Hallo!
Um unser Grundstück zu befahren nutzen wir die Auffahrt unseres Nachbarn, ein Wegerecht ist im Grundbuch eingetragen. Er hat uns jetzt angeboten einen Teil der Auffahrt an uns zu übertragen, damit wir eine eigene Auffahrt bauen können, sozusagen wird die Auffahrt halbiert, wobei wir mit ein wenig baulichen Aufwand eine eigene Auffahrt haben könnten. Zur Erklärung: Die Auffahrt liegt parallel zu einer öffentlichen Straße, d.h. wir bräuchten nur das Grundstück höhenmäßig an diese Straße anpassen um sie als Auffahrt zu nutzen. Wie läuft so eine Übertragung ab? Worauf müssen wir achten? Kann das Wegerecht dann gelöscht werden? Dürfen wir so einfach eine Auffahrt bauen?? Vielen Dank für Ihre Antworten!!
Diese Infos genügen nicht für eine klare Aussage. Erst einmal zum Notar um über eine Auskunft zu den örtlichen Gegebenheiten eine Rechtssicherheit herzustellen.
Der Bau einer auffahrt edarf der Genehmigung durch das Bauamt und der Zustimmugn des Eigentümers der Straße (Gemeinde/Stadt, Kreis, Land oder Bund?). die übertragung und Änderugn des Wegerechtes erfolgt durch notariellen Vertrag, wir im grundbuch eingetragen und ist anschließend nicht löschbar, sofern nicht eine neue gemeinsame notarielle Erklärung darüber erfolgt.
Hallo,
wenn die Erschließungsanlage (Straße) eine Gemeindestraße ist, dürfte das nicht problematisch sein… trotzdem beim Bauordnungsamt der Gemeinde nachfragen. Die Übertragung erfolgt mittels notariellem Vertrag. Der Vertrag geht dann über den Notar zum Grundbuchamt, die Umschreibung erfolgt. Ggf. müsste vorher noch eine Vermessung der Teilfläche erfolgen, um ein eigenständiges Grundstück zu bilden.
Das Wegerecht kann dann gelöscht werden.
Mit freundlichem Gruß
Willy1301
Mit grundsätzlichen Ausführungen zu diesem Thema wird Ihnen sicher wenig geholfen sein. Deshalb sind vorab detailliertere Infos nötig: Wie liegt die Auffahrt zu den Grenzen des Nachbarn und der Straße; was heißt halbierte Auffahrt??? Bleibt es eine gemeinsame A.? Wenn Sie Boden aufschütten: Wessen Grundstück beeinflussen Sie damit (der Eigent. muss zustimmen, z.B. der Strassen-Eigentümer)? Hinweis: Das Wegerecht ist erheblich kostengünstiger, denn der Flächenkauf bedeutet Vertrags-, Vermessungs- und Gerichtskosten und und…sowei auch die Grunderwerbsteuer.
Ferner: Vorher müssen Sie die Straßenbehörde bzw. Gemeinde fragen.
H.G.
Hallo!.
Um unser Grundstück zu befahren nutzen wir die Auffahrt
unseres Nachbarn, ein Wegerecht ist im Grundbuch eingetragen.

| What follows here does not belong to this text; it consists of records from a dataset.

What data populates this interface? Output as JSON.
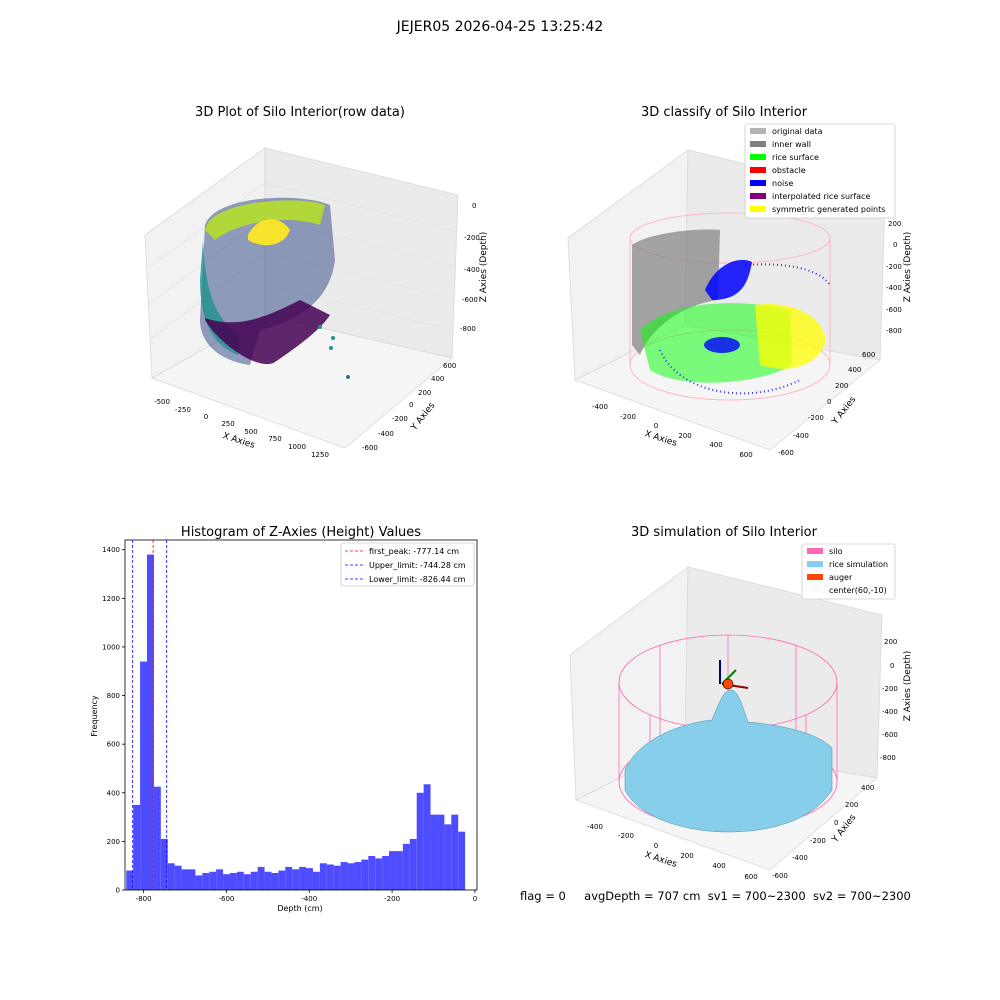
{
  "suptitle": "JEJER05 2026-04-25 13:25:42",
  "footer": {
    "flag": "flag = 0",
    "avgDepth": "avgDepth = 707 cm",
    "sv1": "sv1 = 700~2300",
    "sv2": "sv2 = 700~2300"
  },
  "colors": {
    "original_data": "#b3b3b3",
    "inner_wall": "#808080",
    "rice_surface": "#00ff00",
    "obstacle": "#ff0000",
    "noise": "#0000ff",
    "interpolated_rice_surface": "#800080",
    "symmetric_generated_points": "#ffff00",
    "silo": "#ff69b4",
    "rice_simulation": "#87ceeb",
    "auger": "#ff4500",
    "histogram_bar": "#4d4dff",
    "first_peak_line": "#ff0000",
    "limit_line": "#0000ff"
  },
  "chart_data": [
    {
      "type": "scatter",
      "title": "3D Plot of Silo Interior(row data)",
      "xlabel": "X Axies",
      "ylabel": "Y Axies",
      "zlabel": "Z Axies (Depth)",
      "x_ticks": [
        "-500",
        "-250",
        "0",
        "250",
        "500",
        "750",
        "1000",
        "1250"
      ],
      "y_ticks": [
        "-600",
        "-400",
        "-200",
        "0",
        "200",
        "400",
        "600"
      ],
      "z_ticks": [
        "0",
        "-200",
        "-400",
        "-600",
        "-800"
      ],
      "colormap": "viridis"
    },
    {
      "type": "scatter",
      "title": "3D classify of Silo Interior",
      "xlabel": "X Axies",
      "ylabel": "Y Axies",
      "zlabel": "Z Axies (Depth)",
      "x_ticks": [
        "-400",
        "-200",
        "0",
        "200",
        "400",
        "600"
      ],
      "y_ticks": [
        "-600",
        "-400",
        "-200",
        "0",
        "200",
        "400",
        "600"
      ],
      "z_ticks": [
        "200",
        "0",
        "-200",
        "-400",
        "-600",
        "-800"
      ],
      "legend": [
        "original data",
        "inner wall",
        "rice surface",
        "obstacle",
        "noise",
        "interpolated rice surface",
        "symmetric generated points"
      ],
      "legend_position": "upper right"
    },
    {
      "type": "bar",
      "title": "Histogram of Z-Axies (Height) Values",
      "xlabel": "Depth (cm)",
      "ylabel": "Frequency",
      "xlim": [
        -845,
        5
      ],
      "ylim": [
        0,
        1440
      ],
      "x_ticks": [
        -800,
        -600,
        -400,
        -200,
        0
      ],
      "y_ticks": [
        0,
        200,
        400,
        600,
        800,
        1000,
        1200,
        1400
      ],
      "bin_start": -842,
      "bin_width": 16.7,
      "values": [
        80,
        350,
        940,
        1380,
        425,
        210,
        110,
        100,
        85,
        85,
        60,
        70,
        75,
        85,
        65,
        70,
        75,
        65,
        75,
        95,
        75,
        70,
        80,
        95,
        85,
        95,
        90,
        75,
        110,
        105,
        100,
        115,
        110,
        115,
        125,
        140,
        130,
        140,
        160,
        160,
        190,
        210,
        400,
        435,
        310,
        310,
        270,
        310,
        240
      ],
      "lines": [
        {
          "label": "first_peak: -777.14 cm",
          "x": -777.14,
          "color": "#ff0000"
        },
        {
          "label": "Upper_limit: -744.28 cm",
          "x": -744.28,
          "color": "#0000ff"
        },
        {
          "label": "Lower_limit: -826.44 cm",
          "x": -826.44,
          "color": "#0000ff"
        }
      ],
      "legend_position": "upper right"
    },
    {
      "type": "area",
      "title": "3D simulation of Silo Interior",
      "xlabel": "X Axies",
      "ylabel": "Y Axies",
      "zlabel": "Z Axies (Depth)",
      "x_ticks": [
        "-400",
        "-200",
        "0",
        "200",
        "400",
        "600"
      ],
      "y_ticks": [
        "-600",
        "-400",
        "-200",
        "0",
        "200",
        "400"
      ],
      "z_ticks": [
        "200",
        "0",
        "-200",
        "-400",
        "-600",
        "-800"
      ],
      "legend": [
        "silo",
        "rice simulation",
        "auger",
        "center(60,-10)"
      ],
      "legend_position": "upper right"
    }
  ]
}
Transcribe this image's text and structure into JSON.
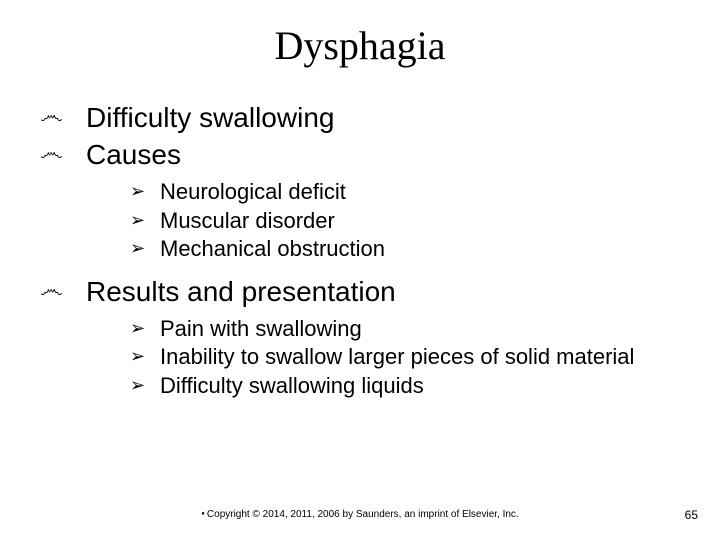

Er hat uns jetzt angeboten einen Teil der Auffahrt an uns zu
übertragen, damit wir eine eigene Auffahrt bauen können,
sozusagen wird die Auffahrt halbiert, wobei wir mit ein wenig
baulichen Aufwand eine eigene Auffahrt haben könnten. Zur
Erklärung: Die Auffahrt liegt parallel zu einer öffentlichen
Straße, d.h. wir bräuchten nur das Grundstück höhenmäßig an
diese Straße anpassen um sie als Auffahrt zu nutzen. Wie läuft
so eine Übertragung ab? Worauf müssen wir achten? Kann das
Wegerecht dann gelöscht werden? Dürfen wir so einfach eine
Auffahrt bauen?? Vielen Dank für Ihre Antworten!!
Hallo,
auf jeden Fall mit dem Verkäufer zum Notar!
Kann sonst gewaltig schief gehen.
Alles andere macht der Notar.
Kosten halten sich in Grenzen und ist auf Nr.-Sicher.